Beginnen Sie mit der Sterilisation von Objektträgern mit Polytetrafluorethylen oder PTFE-Beschichtung, indem Sie sie 10 Minuten lang in einer Biosicherheitswerkbank in 70%iges Ethanol tauchen. Lassen Sie die Objektträger in einer sterilen 100-Millimeter-Zellkulturschale an der Luft trocknen. Legen Sie jeden Objektträger in 1 neue 100-Millimeter-Zellkulturschale und geben Sie 200 Mikroliter serumhaltiges Zellkulturmedium in jedes Rechteck.
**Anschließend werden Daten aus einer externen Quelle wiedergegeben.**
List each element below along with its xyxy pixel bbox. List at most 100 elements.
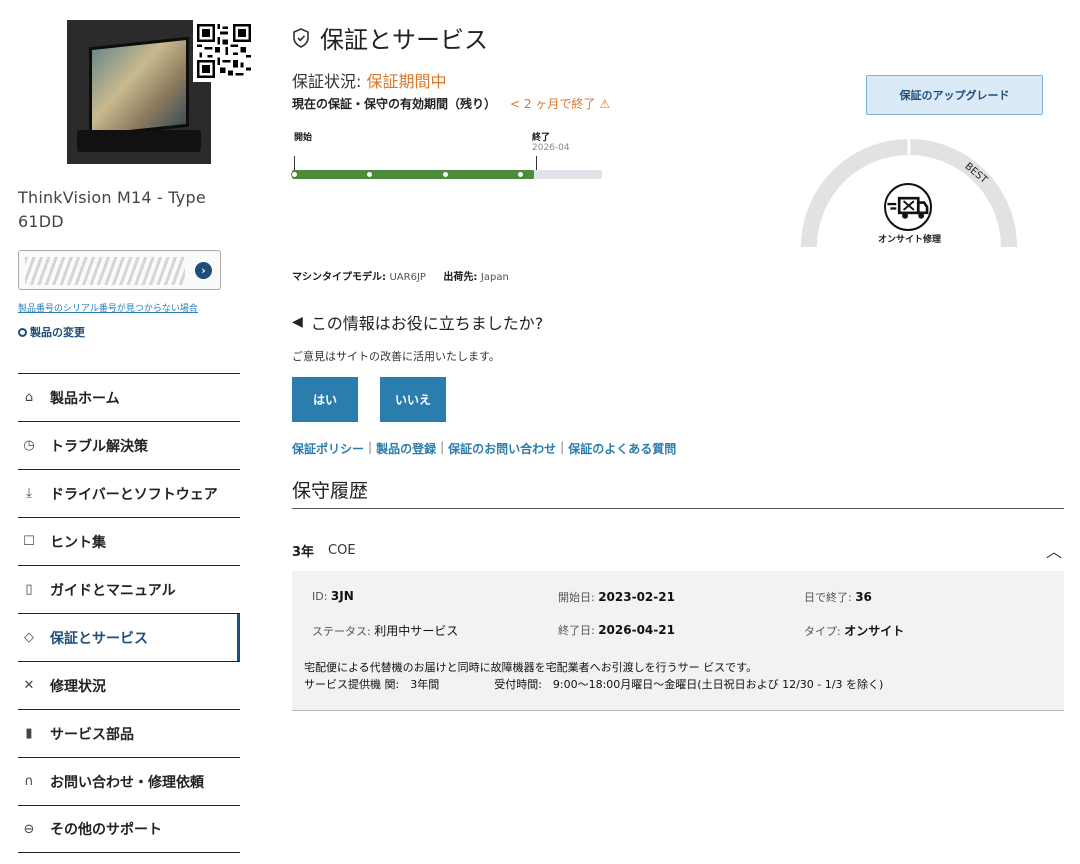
feedback-subtext: ご意見はサイトの改善に活用いたします。 (292, 350, 500, 363)
warranty-remaining: 現在の保証・保守の有効期間（残り） < 2 ヶ月で終了 ⚠ (292, 95, 610, 112)
warning-icon: ⚠ (599, 97, 611, 111)
warranty-status-label: 保証状況: (292, 72, 367, 91)
sidebar-nav: ⌂ 製品ホーム ◷ トラブル解決策 ⤓ ドライバーとソフトウェア ☐ ヒント集 ▯ ガイド… (18, 373, 240, 853)
product-image (67, 20, 211, 164)
sidebar-item-parts[interactable]: ▮ サービス部品 (18, 709, 240, 757)
sidebar-item-tips[interactable]: ☐ ヒント集 (18, 517, 240, 565)
plan-years: 3年 (292, 544, 315, 560)
product-name: ThinkVision M14 - Type 61DD (18, 188, 206, 231)
timeline-end-tick (536, 156, 537, 170)
onsite-truck-icon (884, 183, 932, 231)
sidebar-item-label: お問い合わせ・修理依頼 (50, 774, 204, 791)
timeline-dot (442, 171, 449, 178)
warranty-inquiry-link[interactable]: 保証のお問い合わせ (448, 440, 556, 457)
plan-end-value: 2026-04-21 (598, 623, 675, 637)
sidebar-item-label: ガイドとマニュアル (50, 582, 176, 599)
link-separator: | (440, 440, 445, 454)
sidebar-item-drivers[interactable]: ⤓ ドライバーとソフトウェア (18, 469, 240, 517)
feedback-no-button[interactable]: いいえ (380, 377, 446, 422)
sidebar-item-label: ドライバーとソフトウェア (50, 486, 218, 503)
sidebar-item-troubleshoot[interactable]: ◷ トラブル解決策 (18, 421, 240, 469)
shield-icon: ◇ (24, 630, 34, 645)
timeline-dot (291, 171, 298, 178)
divider (292, 508, 1064, 509)
plan-start-value: 2023-02-21 (598, 590, 675, 604)
home-icon: ⌂ (24, 390, 34, 405)
sidebar-item-repair-status[interactable]: ✕ 修理状況 (18, 661, 240, 709)
serial-number-input[interactable]: › (18, 250, 221, 290)
timeline-start-label: 開始 (294, 133, 313, 143)
plan-start-label: 開始日: (558, 591, 599, 604)
plan-id-label: ID: (312, 590, 331, 603)
plan-description-line: 宅配便による代替機のお届けと同時に故障機器を宅配業者へお引渡しを行うサー ビスで… (304, 661, 758, 674)
sidebar-item-label: 保証とサービス (50, 630, 148, 647)
warranty-remaining-value: < 2 ヶ月で終了 (510, 97, 596, 111)
sidebar-item-other-support[interactable]: ⊖ その他のサポート (18, 805, 240, 853)
shipped-value: Japan (480, 272, 509, 283)
chevron-up-icon[interactable]: ︿ (1046, 538, 1062, 562)
serial-not-found-link[interactable]: 製品番号のシリアル番号が見つからない場合 (18, 301, 198, 314)
sidebar-item-contact[interactable]: ∩ お問い合わせ・修理依頼 (18, 757, 240, 805)
warranty-timeline: 開始 終了 2026-04 (291, 130, 612, 180)
sidebar-item-manuals[interactable]: ▯ ガイドとマニュアル (18, 565, 240, 613)
warranty-policy-link[interactable]: 保証ポリシー (292, 440, 364, 457)
shield-icon (293, 27, 309, 48)
product-register-link[interactable]: 製品の登録 (376, 440, 436, 457)
warranty-links: 保証ポリシー | 製品の登録 | 保証のお問い合わせ | 保証のよくある質問 (292, 440, 676, 457)
gauge-level-label: オンサイト修理 (877, 235, 941, 245)
plan-type: タイプ: オンサイト (804, 622, 904, 639)
link-separator: | (368, 440, 373, 454)
plan-id-value: 3JN (330, 589, 354, 603)
maintenance-history-title: 保守履歴 (292, 480, 369, 502)
sidebar-item-label: ヒント集 (50, 534, 106, 551)
timeline-progress (292, 170, 534, 179)
timeline-dot (366, 171, 373, 178)
warranty-upgrade-button[interactable]: 保証のアップグレード (866, 75, 1043, 115)
service-level-gauge: BEST オンサイト修理 (797, 133, 1022, 253)
plan-status-label: ステータス: (312, 625, 375, 638)
plan-start: 開始日: 2023-02-21 (558, 589, 675, 605)
megaphone-icon: ◀ (292, 314, 303, 330)
sidebar-item-label: 修理状況 (50, 678, 106, 695)
shipped-label: 出荷先: (443, 272, 478, 283)
plan-description-line: サービス提供機 関: 3年間 受付時間: 9:00〜18:00月曜日〜金曜日(土… (304, 678, 884, 691)
sidebar-item-home[interactable]: ⌂ 製品ホーム (18, 373, 240, 421)
plan-type-value: オンサイト (844, 624, 905, 638)
plan-name: COE (328, 542, 356, 558)
book-icon: ☐ (23, 534, 35, 549)
plan-details: ID: 3JN 開始日: 2023-02-21 日で終了: 36 ステータス: … (292, 571, 1064, 711)
timeline-start-tick (294, 156, 295, 170)
plan-days-value: 36 (855, 590, 872, 604)
page-title-text: 保証とサービス (320, 26, 488, 54)
sidebar-item-label: 製品ホーム (50, 390, 120, 407)
manual-icon: ▯ (25, 582, 33, 597)
plan-end: 終了日: 2026-04-21 (558, 622, 675, 638)
warranty-remaining-label: 現在の保証・保守の有効期間（残り） (292, 97, 497, 111)
plan-accordion-header[interactable]: 3年 COE ︿ (292, 538, 1064, 562)
plan-status: ステータス: 利用中サービス (312, 622, 458, 639)
sidebar-item-warranty[interactable]: ◇ 保証とサービス (18, 613, 240, 661)
warranty-status-value: 保証期間中 (366, 72, 447, 91)
sidebar-item-label: トラブル解決策 (50, 438, 148, 455)
sidebar-item-label: その他のサポート (50, 822, 162, 838)
plan-status-value: 利用中サービス (374, 624, 459, 638)
plan-id: ID: 3JN (312, 589, 354, 603)
change-product-link[interactable]: 製品の変更 (18, 324, 85, 340)
parts-icon: ▮ (25, 726, 33, 741)
serial-number-value (25, 257, 185, 285)
machine-type-label: マシンタイプモデル: (292, 272, 386, 283)
machine-info: マシンタイプモデル: UAR6JP 出荷先: Japan (292, 268, 523, 283)
submit-arrow-icon[interactable]: › (195, 262, 212, 279)
main-content: 保証とサービス 保証状況: 保証期間中 現在の保証・保守の有効期間（残り） < 2… (291, 0, 1064, 864)
headset-icon: ∩ (24, 774, 34, 789)
change-product-label: 製品の変更 (30, 326, 85, 339)
refresh-icon (18, 328, 27, 337)
sidebar-item-label: サービス部品 (50, 726, 134, 743)
warranty-faq-link[interactable]: 保証のよくある質問 (568, 440, 676, 457)
plan-days-label: 日で終了: (804, 591, 856, 604)
feedback-yes-button[interactable]: はい (292, 377, 358, 422)
plan-type-label: タイプ: (804, 625, 845, 638)
feedback-question-text: この情報はお役に立ちましたか? (310, 314, 544, 333)
more-icon: ⊖ (23, 821, 35, 837)
plan-end-label: 終了日: (558, 624, 599, 637)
Legen Sie dann 20 Minuten lang ein tragbares 254-Nanometer-UV-Licht auf die 100-Millimeter-Zellkulturschale, wobei die Glühbirne direkt auf den Objektträger zeigt. Tauen Sie die gefrorenen Aliquots der äußeren Segmente (OS) in einem 37 Grad Celsius warmen Wasserbad auf. Drehen Sie dann das Betriebssystem fünf Minuten lang bei Raumtemperatur bei 2.400 G.
Saugen Sie den Überstand in der Biosicherheitswerkbank sofort mit einer Pipette ab und resuspendieren Sie das OS in PBS. Saugen Sie nun das Medium aus den Objektträgern ab und geben Sie bis zu 500 Mikroliter der 2 x 10 bis 8. OS pro Milliliter PBS-Lösung der 2 x 10 bis 8. OS pro Milliliter PBS-Lösung auf jedes Objektträgerrechteck. Platzieren Sie 40 Minuten lang ein tragbares 254-Nanometer-UV-Licht über der Zellkulturschale, wobei die Glühbirne direkt zum Betriebssystem zeigt.
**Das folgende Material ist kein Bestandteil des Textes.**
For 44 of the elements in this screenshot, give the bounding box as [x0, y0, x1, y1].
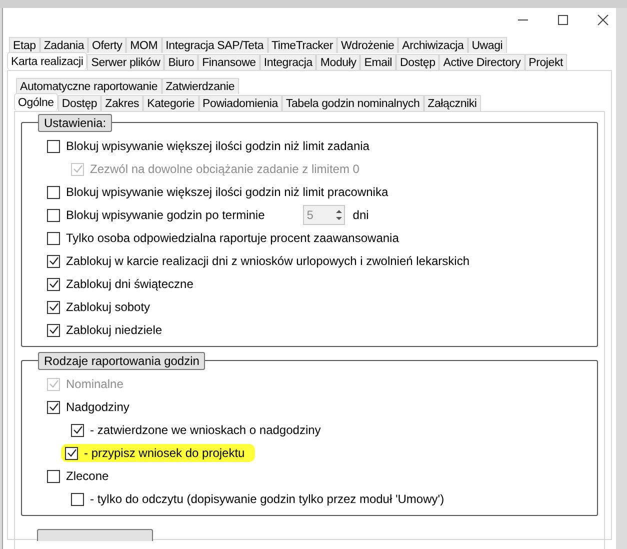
- tab[interactable]: Moduły: [316, 54, 360, 70]
- tab[interactable]: Dostęp: [396, 54, 440, 70]
- checkbox-label[interactable]: Zablokuj w karcie realizacji dni z wniosków urlopowych i zwolnień lekarskich: [66, 252, 470, 270]
- tab[interactable]: Wdrożenie: [337, 37, 398, 53]
- tab[interactable]: Projekt: [524, 54, 568, 70]
- tab[interactable]: Zakres: [101, 95, 144, 111]
- checkbox-label[interactable]: - tylko do odczytu (dopisywanie godzin tylko przez moduł 'Umowy'): [90, 490, 444, 508]
- checkbox-label[interactable]: Blokuj wpisywanie większej ilości godzin niż limit pracownika: [66, 183, 388, 201]
- checkbox-label[interactable]: Zablokuj niedziele: [66, 321, 162, 339]
- tab[interactable]: Dostęp: [58, 95, 102, 111]
- checkbox-label[interactable]: Zlecone: [66, 467, 109, 485]
- tab[interactable]: TimeTracker: [268, 37, 337, 53]
- tab[interactable]: Integracja: [260, 54, 316, 70]
- tab[interactable]: Zadania: [40, 37, 88, 53]
- checkbox-label[interactable]: Nadgodziny: [66, 398, 130, 416]
- tab[interactable]: Archiwizacja: [398, 37, 468, 53]
- tab[interactable]: Załączniki: [424, 95, 481, 111]
- tab[interactable]: Etap: [9, 37, 40, 53]
- checkbox-label[interactable]: Blokuj wpisywanie godzin po terminie: [66, 206, 265, 224]
- tab[interactable]: Active Directory: [439, 54, 525, 70]
- tab[interactable]: Finansowe: [198, 54, 260, 70]
- checkbox-label[interactable]: Blokuj wpisywanie większej ilości godzin niż limit zadania: [66, 137, 370, 155]
- group-title: Rodzaje raportowania godzin: [38, 352, 206, 370]
- tab[interactable]: Kategorie: [143, 95, 199, 111]
- tab[interactable]: Biuro: [164, 54, 198, 70]
- unit-label: dni: [352, 207, 369, 224]
- tab[interactable]: Powiadomienia: [198, 95, 282, 111]
- checkbox-label[interactable]: Zablokuj soboty: [66, 298, 150, 316]
- tab[interactable]: Email: [360, 54, 396, 70]
- tab[interactable]: Serwer plików: [87, 54, 164, 70]
- tab[interactable]: Zatwierdzanie: [162, 78, 239, 94]
- tab[interactable]: Ogólne: [14, 93, 58, 111]
- tab[interactable]: Karta realizacji: [7, 52, 88, 70]
- checkbox-label[interactable]: Zablokuj dni świąteczne: [66, 275, 194, 293]
- group-title: Ustawienia:: [38, 114, 112, 132]
- tab[interactable]: Automatyczne raportowanie: [16, 78, 162, 94]
- tab[interactable]: Uwagi: [468, 37, 507, 53]
- tab[interactable]: Oferty: [88, 37, 126, 53]
- tab[interactable]: Tabela godzin nominalnych: [282, 95, 424, 111]
- checkbox-label[interactable]: - zatwierdzone we wnioskach o nadgodziny: [90, 421, 321, 439]
- checkbox-label[interactable]: Tylko osoba odpowiedzialna raportuje procent zaawansowania: [66, 229, 399, 247]
- tab[interactable]: MOM: [126, 37, 162, 53]
- checkbox-label[interactable]: - przypisz wniosek do projektu: [84, 444, 245, 462]
- tab[interactable]: Integracja SAP/Teta: [162, 37, 268, 53]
Sammeln Sie die OS-PBS-Lösung in einem 1,5-Milliliter-Röhrchen. Waschen Sie das Rechteck des beschichteten Objektträgers mit 200 bis 500 Mikrolitern PBS und sammeln Sie jede Wäsche im Mikrozentrifugenröhrchen. Drehen Sie dann die OS-PBS-Lösung bei 2.400 G für fünf Minuten bei Raumtemperatur herunter.
Saugen Sie das PBS in der Biosicherheitswerkbank mit einem Pipettiergerät ab und resuspendieren Sie das Pellet in 500 Mikrolitern Standardmedium, das für das retinale Pigmentepithel oder die RPE-Kulturen verwendet wird. Geben Sie 10 Mikroliter der Suspension in ein neues Mikrozentrifugenröhrchen. 50 bis 100 Mal mit mehr Zellkulturmedium verdünnen und das OS mit einem Hämozytometer zählen.
Verdünnen Sie das photooxidierte OS oder die OxOS-Suspension bei einer Konzentration von 5,6 x 10 bis 7 OS pro Milliliter in ein Standard-RPE-Medium. Fügen Sie Phagozytose-überbrückende Liganden hinzu, die die Aufnahme des Betriebssystems und die Akkumulation von Lipofuszin erleichtern. Dann aliquotieren Sie OxOS in Einwegvorräte und frieren Sie es in flüssigem Stickstoff ein.
Tauen Sie OxOS-Aliquots auf, indem Sie das gefrorene Aliquot in 45 Mikrolitern Zellkulturmedien verdünnen, bevor Sie es zu RPE-Transwellen hinzufügen, um eine Lipofuszin-Akkumulation zu induzieren. Charakterisieren Sie dann das oxidierte OS durch Messung des OxOS-Emissionsspektrums mittels Lambda-Scanning auf einem konfokalen Mikroskop. Die konfokale Bildgebung zeigte, dass das behandelte OS im Vergleich zum unbehandelten OS eine erhöhte Autofluoreszenz aufwies.